発展途上国は極めて深刻な住宅問題を抱えており、様々な対応策がとられてきているのであるがなかなかうまくいかない。特に、スラムをクリアランスして、集合住宅に建て替える形の住宅供給は全く成功しなかった。コストがかかり、決して低所得者向けのハウジングにならないことが大きな理由である。また、集合住宅のモデルが、それぞれの地域の生活様式に合わないということも決定的であった。

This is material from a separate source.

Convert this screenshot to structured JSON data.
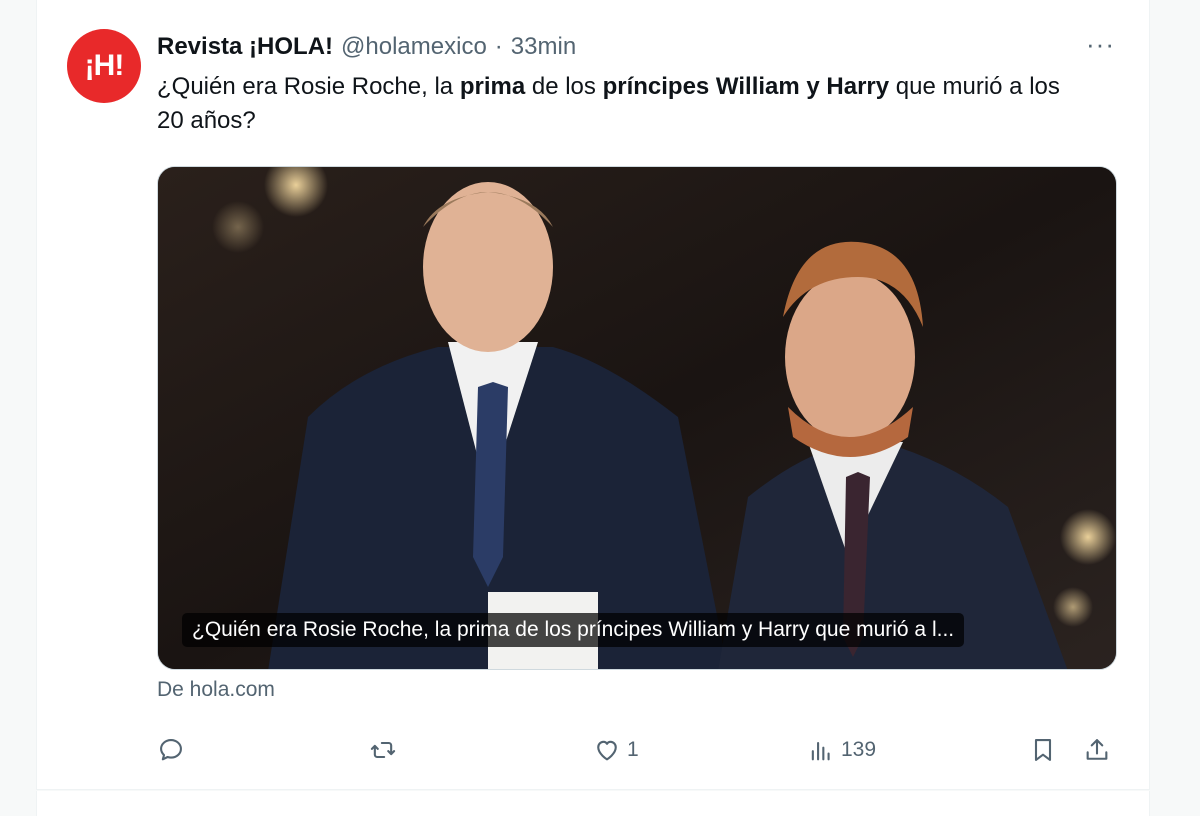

そこで考え出されたのがこのコア・ハウスのアイディアである。専門的には、より広く、サイタンサーヴィス( )・プロジェクトとも言われる。サイタンサーヴィスとは要するに宅地分譲のことである。水道や電気などのインフラを整備した宅地を供給する。住宅は、各自の資力に従って自力建設で行う、というのが基本である。
しかし、ただの更地だと手がかりがない。ワンルームに水回りがついた程度のコア(核)・ハウスを前もって建ててあげようというのがコア・ハウス・プロジェクトなのである。
このアイディアは世界中の発展途上国で採用され、実にユニークなコア・ハウスが建設された。写真は、マニラ近郊のダスマリニャスのニュータウン建設で行われたコア・ハウス・プロジェクトである。
細い四本の柱の骨組みが二組、中央のブロックが積んであるところがバス、トイレと水道設備がある場所である。最初見たときは、これが一体家になるのか、という感じであった。
一日、建設の様子を見ていた。人々は、大きなトラック一杯に廃材を積んでやってきた。親戚や友人も沢山乗っている。建設材料となる廃材を降ろして、早速、建設が始まるのであるが、あれよあれよである。二時間もすると、コア・ハウスは、廃材で覆われてしまう。とりあえず、住めるようにするのである。一斉に建設が行われる光景はなかなか壮観なものであった。
まるでゴミ溜のようであるが、中には本格的な家もできる。一年建ってまた訪れてみたのであるが、びっくりするような家もできていた。お金が貯まれば徐々に増築したり、改造したりするのである。
スケルトンだけのコア・ハウスでは、景観的に少し問題だと言うので、壁を張ったコア・ハウスも試みられた。また、ブロック造やRC造のコア・ハウスもフィリピンで試みられてきた。お金がないが故に苦肉の策として考案されたのであるが、建築的アイディアとしては実に面白い試みであった。